Yes, we need to remain confident, strong, and aggressive. Confident in expressing our emotions. Strong in our pursuit of a just world. Aggressive in the betterment of ourselves and of our fellow man. As Brendan puts it:
“Manliness is recognizing your flaws and bettering yourself thereafter. Meditation has helped me break down those barriers that, before, hampered me from growing and ultimately leading my best life as a man.”

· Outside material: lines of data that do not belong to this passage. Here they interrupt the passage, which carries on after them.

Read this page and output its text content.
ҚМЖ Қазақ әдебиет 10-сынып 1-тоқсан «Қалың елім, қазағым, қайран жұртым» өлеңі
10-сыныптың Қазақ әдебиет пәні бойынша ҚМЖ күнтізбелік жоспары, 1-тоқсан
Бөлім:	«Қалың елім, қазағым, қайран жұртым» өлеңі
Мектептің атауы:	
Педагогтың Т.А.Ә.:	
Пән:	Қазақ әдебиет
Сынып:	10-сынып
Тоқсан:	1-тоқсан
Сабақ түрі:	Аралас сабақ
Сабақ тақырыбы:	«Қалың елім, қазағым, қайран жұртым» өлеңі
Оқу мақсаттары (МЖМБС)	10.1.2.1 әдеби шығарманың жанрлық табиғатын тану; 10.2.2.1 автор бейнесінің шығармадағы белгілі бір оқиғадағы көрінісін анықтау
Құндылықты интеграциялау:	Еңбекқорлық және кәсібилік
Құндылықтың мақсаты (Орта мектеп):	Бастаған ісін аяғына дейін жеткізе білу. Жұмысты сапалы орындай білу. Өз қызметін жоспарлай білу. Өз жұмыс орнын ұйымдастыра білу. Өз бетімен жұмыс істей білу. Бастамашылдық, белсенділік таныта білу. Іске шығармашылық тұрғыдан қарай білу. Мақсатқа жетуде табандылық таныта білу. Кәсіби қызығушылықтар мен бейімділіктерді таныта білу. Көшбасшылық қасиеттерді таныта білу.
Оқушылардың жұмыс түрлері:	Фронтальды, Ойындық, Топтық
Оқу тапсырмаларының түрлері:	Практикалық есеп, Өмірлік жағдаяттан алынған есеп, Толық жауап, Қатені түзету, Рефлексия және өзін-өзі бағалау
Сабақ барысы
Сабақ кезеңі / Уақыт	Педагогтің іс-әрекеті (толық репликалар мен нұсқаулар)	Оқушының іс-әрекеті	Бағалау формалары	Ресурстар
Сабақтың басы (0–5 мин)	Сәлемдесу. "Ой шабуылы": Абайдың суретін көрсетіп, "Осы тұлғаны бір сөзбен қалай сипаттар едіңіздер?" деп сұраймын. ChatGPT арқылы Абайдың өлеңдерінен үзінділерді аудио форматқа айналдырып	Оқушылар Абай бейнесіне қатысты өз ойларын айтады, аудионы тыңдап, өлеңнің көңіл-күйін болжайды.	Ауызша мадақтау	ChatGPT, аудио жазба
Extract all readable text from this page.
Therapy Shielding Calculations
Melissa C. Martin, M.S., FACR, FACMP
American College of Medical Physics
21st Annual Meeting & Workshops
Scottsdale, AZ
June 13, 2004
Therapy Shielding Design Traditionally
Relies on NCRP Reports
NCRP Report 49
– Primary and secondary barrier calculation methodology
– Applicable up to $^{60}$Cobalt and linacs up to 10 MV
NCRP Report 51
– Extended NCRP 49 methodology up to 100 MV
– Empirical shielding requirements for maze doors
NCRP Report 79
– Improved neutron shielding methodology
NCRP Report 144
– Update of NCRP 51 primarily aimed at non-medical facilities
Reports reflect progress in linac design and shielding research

A sentiment echoed by Colin:
“Part of the reason men are so unhappy today is because they are addicted to the analytical, logical, and left-brained mind. A coldly calculated life is not a joyful one to live. The natural proclivity men have towards the logical must be tempered with the warmth of emotional intelligence and intuition that all men have within, which most men suppress because they deem it feminine or weak. Meditation and mindfulness empower a man to master himself first by fully knowing and accepting all the facets of what makes him who he is.”
I’m not here to preach – there’s no singular silver bullet. Prayer, yoga, meditation, sitting by yourself silently for an extended period, there are many roads, but just a single destination. Consider adopting a practice to get yourself there – to get to true mindfulness.
And for my fellow men, consider how your mindfulness might coexist with your masculinity.
I’ll leave you with a prayer that Colin shared with me from 3HO Men’s Camp (a male-only retreat that features five days of yoga, meditation, workshops, and expanding consciousness. Men-full AF).
You are the Men of God. May you recognize it.
You are the Men of the Universe. May you deal with it in the light of God.
You are Men to be Men. May you feel the pride of it and be in grace.
You are the Men of success. May you accomplish it.
You are the Men of self, light, and respect. May you understand it.
You are the Men of merits. May your virtues be known.
You are the Men of knowledge. May your compassion be known.
You are the Men of absolute determination. May your kindness be known.
May you be Men whom the world, the Earth, the Universe, may be proud of.